Regarding the second question:
The simplest way would be to create a copy of an existing Spine shader. There you could easily add your own distorted and colorized fragment shader.
Whether you want to use Unity's built-in masking functionality or set your own custom stencil parameters like this

Stencil {
   Ref [_ReflectionStencilValue]
   Comp Equal
   Pass Keep
}

depends on what else you want to mask in your game. At first I would recommend to use the built-in masking functionality provided by Unity. At your MirroredIce.shader or shader pass you can then set the stencil Ref parameter to always 1 and Comp to LessEqual (Note: UnityEngine.Rendering.CompareFunction.LessEqual = 4) to only draw inside Unity's masks.

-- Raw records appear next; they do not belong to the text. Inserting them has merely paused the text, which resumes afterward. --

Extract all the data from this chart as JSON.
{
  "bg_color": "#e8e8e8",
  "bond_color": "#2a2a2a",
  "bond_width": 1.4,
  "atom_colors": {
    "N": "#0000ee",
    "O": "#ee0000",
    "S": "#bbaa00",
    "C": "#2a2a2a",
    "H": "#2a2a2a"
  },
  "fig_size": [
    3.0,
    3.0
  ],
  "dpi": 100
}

(Not sure why the youtube video isn't embedding - here is the direct link: Reflection shader test 1 - YouTube)

@Harald thanks so much for the help!

I set up a modified version of the SkeletonGhost that flips the "ghost" upsidedown, and applies a material that has a custom copy of the Spine/Skeleton shader (with Stencil Comparison = LessEqual) and adds the distortion effect.

Seriously appreciate the in-depth response!

Looks very cool, glad you got it working so quickly!